An experimental study is conducted on pulsed spray cooling heat transfer on a vertical surface under controlled nozzle pressure. Nozzle flow rate is found to be directly proportional to the duty cycle when the nozzle pressure is maintained constant and hence fixed at 2 bar throughout the investigation. The temperature fluctuates on the heated surface due to the interaction of the injection/non-injection spray cycles. The temperature fluctuation amplitude decreases with an increase in the distance from the heated surface. However, the temperature fluctuations along three measuring locations from the heated surface disappear when the spray frequency is equal to or larger than 5 Hz. It is found that the heat flux decreases as the spray frequency decreases at a fixed duty cycle. The influence of the spray frequency on the heat flux is more significant at a relatively small duty cycle. The heat flux decreases with a decrease in the duty cycle in both the single-phase and the nucleate boiling regimes. This is mainly due to the decrease in the spray mass flow rate as the duty cycle decreases. The decrease in the heat flux as the duty cycle decreases is more significant in the nucleate boiling regime than that in the single-phase regime. The specific heat flux is used to evaluate the efficiency of pulsed spray cooling heat transfer. It is found that the pulsed spray cooling has a larger specific heat flux than the continuous spray cooling. The pulsed spray cooling is therefore more efficient in fluid usage than continuous spray cooling. Experimental results in this study compare reasonably well with previous correlation in the single-phase regime. However, the comparison is poorer in the nucleate boiling regime. Therefore, a new correlation is developed for pulsed spray cooling on a vertical surface in the nucleate boiling regime. The new correlation predicted experimental data in this study with an accuracy of 10% in the nucleate boiling regime. Finally, an ANN model has been successfully developed for pulsed spray cooling heat transfer on a vertical surface. The ANN model is in excellent comparison with the experimental results. Compared with the empirical correlations, the ANN model shows much higher accuracy in predicting the pulsed spray cooling heat transfer. It is thus concluded that ANN is a promising method which can be integrated in an active spray control system for superior control accuracy.
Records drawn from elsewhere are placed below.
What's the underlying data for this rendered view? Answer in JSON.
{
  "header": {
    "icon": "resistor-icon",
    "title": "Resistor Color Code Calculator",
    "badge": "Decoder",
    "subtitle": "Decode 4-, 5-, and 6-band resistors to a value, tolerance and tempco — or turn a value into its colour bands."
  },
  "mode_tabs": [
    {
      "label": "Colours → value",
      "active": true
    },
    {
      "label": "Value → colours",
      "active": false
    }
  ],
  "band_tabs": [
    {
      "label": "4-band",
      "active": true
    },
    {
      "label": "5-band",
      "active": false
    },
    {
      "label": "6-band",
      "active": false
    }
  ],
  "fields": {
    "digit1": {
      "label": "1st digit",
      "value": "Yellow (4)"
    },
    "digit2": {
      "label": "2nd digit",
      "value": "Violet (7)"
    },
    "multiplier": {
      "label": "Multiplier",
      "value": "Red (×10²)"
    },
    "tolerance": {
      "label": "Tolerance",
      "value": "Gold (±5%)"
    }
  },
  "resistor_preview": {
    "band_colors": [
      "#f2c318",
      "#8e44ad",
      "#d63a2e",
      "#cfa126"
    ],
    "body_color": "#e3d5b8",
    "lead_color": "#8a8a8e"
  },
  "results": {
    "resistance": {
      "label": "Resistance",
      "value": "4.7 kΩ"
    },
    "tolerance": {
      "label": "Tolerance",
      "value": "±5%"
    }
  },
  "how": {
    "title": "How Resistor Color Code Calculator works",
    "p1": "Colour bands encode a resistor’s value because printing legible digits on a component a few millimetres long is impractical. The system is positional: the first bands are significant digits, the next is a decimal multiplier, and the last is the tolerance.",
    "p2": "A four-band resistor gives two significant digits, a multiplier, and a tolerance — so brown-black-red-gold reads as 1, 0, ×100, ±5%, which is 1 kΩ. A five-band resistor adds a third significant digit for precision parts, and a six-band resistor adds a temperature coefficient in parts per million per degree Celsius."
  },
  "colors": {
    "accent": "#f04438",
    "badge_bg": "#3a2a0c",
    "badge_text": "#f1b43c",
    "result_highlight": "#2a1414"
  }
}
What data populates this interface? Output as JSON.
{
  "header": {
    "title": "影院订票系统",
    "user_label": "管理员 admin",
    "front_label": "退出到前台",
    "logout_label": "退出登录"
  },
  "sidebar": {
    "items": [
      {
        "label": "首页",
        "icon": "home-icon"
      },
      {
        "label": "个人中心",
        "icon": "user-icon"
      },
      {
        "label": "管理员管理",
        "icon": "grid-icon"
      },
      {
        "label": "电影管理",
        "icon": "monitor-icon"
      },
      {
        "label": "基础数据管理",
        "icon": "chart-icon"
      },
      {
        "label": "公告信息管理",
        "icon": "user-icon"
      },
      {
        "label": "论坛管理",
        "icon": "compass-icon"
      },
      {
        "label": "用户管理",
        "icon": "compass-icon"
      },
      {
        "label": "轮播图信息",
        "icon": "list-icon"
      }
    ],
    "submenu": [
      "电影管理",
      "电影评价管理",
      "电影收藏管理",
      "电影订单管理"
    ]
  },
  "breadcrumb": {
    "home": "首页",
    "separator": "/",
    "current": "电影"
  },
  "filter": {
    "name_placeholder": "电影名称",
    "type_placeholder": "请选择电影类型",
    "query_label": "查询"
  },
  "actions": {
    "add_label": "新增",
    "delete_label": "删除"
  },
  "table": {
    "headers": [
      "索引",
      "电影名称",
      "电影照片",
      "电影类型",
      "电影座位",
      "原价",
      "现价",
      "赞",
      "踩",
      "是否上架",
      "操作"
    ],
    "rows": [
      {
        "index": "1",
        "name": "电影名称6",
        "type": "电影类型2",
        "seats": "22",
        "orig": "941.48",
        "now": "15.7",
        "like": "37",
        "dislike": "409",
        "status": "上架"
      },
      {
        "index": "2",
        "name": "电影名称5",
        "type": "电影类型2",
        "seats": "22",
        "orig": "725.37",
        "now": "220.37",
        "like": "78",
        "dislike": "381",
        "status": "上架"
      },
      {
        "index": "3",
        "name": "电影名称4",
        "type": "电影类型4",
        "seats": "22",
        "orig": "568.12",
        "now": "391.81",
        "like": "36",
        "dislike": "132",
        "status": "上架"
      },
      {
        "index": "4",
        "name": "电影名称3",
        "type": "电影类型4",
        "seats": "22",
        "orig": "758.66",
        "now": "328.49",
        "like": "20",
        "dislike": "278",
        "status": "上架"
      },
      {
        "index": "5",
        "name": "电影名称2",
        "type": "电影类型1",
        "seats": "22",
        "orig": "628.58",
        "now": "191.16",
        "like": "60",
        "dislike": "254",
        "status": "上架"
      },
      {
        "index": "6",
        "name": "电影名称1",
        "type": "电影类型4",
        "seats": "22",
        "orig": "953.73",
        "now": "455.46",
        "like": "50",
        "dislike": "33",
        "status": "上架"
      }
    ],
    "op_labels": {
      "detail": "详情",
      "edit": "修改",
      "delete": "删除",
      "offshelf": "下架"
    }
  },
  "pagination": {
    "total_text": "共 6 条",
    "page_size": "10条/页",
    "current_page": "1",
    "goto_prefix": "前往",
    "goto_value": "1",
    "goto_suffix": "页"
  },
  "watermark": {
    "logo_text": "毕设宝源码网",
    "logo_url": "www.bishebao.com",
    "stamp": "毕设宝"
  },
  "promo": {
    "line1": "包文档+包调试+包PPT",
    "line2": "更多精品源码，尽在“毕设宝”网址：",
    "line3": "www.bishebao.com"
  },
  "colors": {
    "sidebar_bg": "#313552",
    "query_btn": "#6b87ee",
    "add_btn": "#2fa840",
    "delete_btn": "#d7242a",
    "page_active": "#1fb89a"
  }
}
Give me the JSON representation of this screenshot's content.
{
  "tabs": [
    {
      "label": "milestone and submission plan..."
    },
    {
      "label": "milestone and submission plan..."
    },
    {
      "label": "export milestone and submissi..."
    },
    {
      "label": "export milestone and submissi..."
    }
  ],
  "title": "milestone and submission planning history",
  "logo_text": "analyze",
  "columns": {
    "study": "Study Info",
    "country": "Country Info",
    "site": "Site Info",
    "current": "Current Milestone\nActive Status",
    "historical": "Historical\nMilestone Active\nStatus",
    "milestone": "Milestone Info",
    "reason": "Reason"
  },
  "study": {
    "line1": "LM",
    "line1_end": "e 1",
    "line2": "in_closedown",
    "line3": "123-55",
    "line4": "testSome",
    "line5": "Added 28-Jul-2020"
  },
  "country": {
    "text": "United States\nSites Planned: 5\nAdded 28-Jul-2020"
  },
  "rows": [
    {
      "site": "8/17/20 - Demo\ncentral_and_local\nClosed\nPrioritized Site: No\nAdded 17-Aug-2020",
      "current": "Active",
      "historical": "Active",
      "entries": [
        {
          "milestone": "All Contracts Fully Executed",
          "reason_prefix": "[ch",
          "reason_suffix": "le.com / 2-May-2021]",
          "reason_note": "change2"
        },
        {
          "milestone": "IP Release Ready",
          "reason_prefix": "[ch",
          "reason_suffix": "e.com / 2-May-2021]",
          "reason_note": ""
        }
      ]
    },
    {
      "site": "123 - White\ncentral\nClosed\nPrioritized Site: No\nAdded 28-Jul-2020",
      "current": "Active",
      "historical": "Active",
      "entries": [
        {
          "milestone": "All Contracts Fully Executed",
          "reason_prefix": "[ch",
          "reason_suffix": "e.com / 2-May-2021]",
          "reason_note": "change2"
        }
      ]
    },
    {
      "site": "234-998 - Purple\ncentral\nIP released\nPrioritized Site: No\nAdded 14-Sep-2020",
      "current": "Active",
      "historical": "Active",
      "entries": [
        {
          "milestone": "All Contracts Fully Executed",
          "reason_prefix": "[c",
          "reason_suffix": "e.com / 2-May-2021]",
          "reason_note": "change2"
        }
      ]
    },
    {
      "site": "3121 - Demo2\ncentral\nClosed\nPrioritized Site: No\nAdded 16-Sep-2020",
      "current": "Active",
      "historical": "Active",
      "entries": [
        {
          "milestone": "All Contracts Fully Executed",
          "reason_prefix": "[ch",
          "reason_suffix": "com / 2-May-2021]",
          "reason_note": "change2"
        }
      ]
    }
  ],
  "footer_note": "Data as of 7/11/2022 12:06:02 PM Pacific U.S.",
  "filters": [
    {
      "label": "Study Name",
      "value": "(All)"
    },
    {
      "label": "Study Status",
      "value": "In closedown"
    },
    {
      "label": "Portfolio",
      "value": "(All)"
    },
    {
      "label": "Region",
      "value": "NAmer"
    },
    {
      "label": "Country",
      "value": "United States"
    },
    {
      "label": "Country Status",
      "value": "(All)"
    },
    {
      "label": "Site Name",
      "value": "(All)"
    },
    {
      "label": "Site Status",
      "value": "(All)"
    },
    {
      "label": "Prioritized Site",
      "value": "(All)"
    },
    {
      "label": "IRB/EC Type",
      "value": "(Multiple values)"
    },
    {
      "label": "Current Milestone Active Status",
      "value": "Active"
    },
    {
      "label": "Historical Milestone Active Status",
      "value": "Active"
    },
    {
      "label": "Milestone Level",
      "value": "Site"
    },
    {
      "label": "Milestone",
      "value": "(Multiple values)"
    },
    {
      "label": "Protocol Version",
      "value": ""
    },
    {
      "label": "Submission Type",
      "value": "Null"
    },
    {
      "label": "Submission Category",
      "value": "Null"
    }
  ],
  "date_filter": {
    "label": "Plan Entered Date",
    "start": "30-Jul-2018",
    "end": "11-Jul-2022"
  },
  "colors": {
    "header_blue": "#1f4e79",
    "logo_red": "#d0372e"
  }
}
在控制喷嘴压力的情况下，对垂直表面上的脉冲喷雾冷却传热进行了实验研究。当喷嘴压力保持恒定并因此在整个研究过程中固定为2 bar时，发现喷嘴流速与占空比成正比。由于喷射/非喷射喷雾循环的相互作用，温度在加热的表面上波动。温度波动幅度随着距加热表面距离的增加而减小。但是，当喷雾频率等于或大于5 Hz时，从被加热表面沿三个测量位置的温度波动将消失。已经发现，在固定占空比下，热流量随着喷射频率的降低而降低。喷雾频率对热通量的影响在相对较小的占空比下更为明显。在单相和成核沸腾状态下，热通量都随着占空比的减小而减小。这主要是由于占空比降低导致喷涂质量流量的降低。随着占空比的减小，热通量的减少在有核沸腾状态下比在单相状态下更显着。比热通量用于评估脉冲喷雾冷却换热的效率。发现脉冲喷雾冷却比连续喷雾冷却具有更大的比热通量。因此，与连续喷雾冷却相比，脉冲喷雾​​冷却在流体使用方面更为有效。这项研究中的实验结果与以前在单相状态下的相关性相当好。但是，在核沸腾方面，比较差。因此，开发了一种新的相关性，用于在成核沸腾状态下在垂直表面上进行脉冲喷雾冷却。新的相关性预测了这项研究中的实验数据，在核沸腾过程中的准确度为10％。最后，已经成功开发了用于在垂直表面上进行脉冲喷雾冷却传热的ANN模型。人工神经网络模型与实验结果具有很好的对比。与经验相关性相比，ANN模型在预测脉冲喷雾冷却换热方面显示出更高的准确性。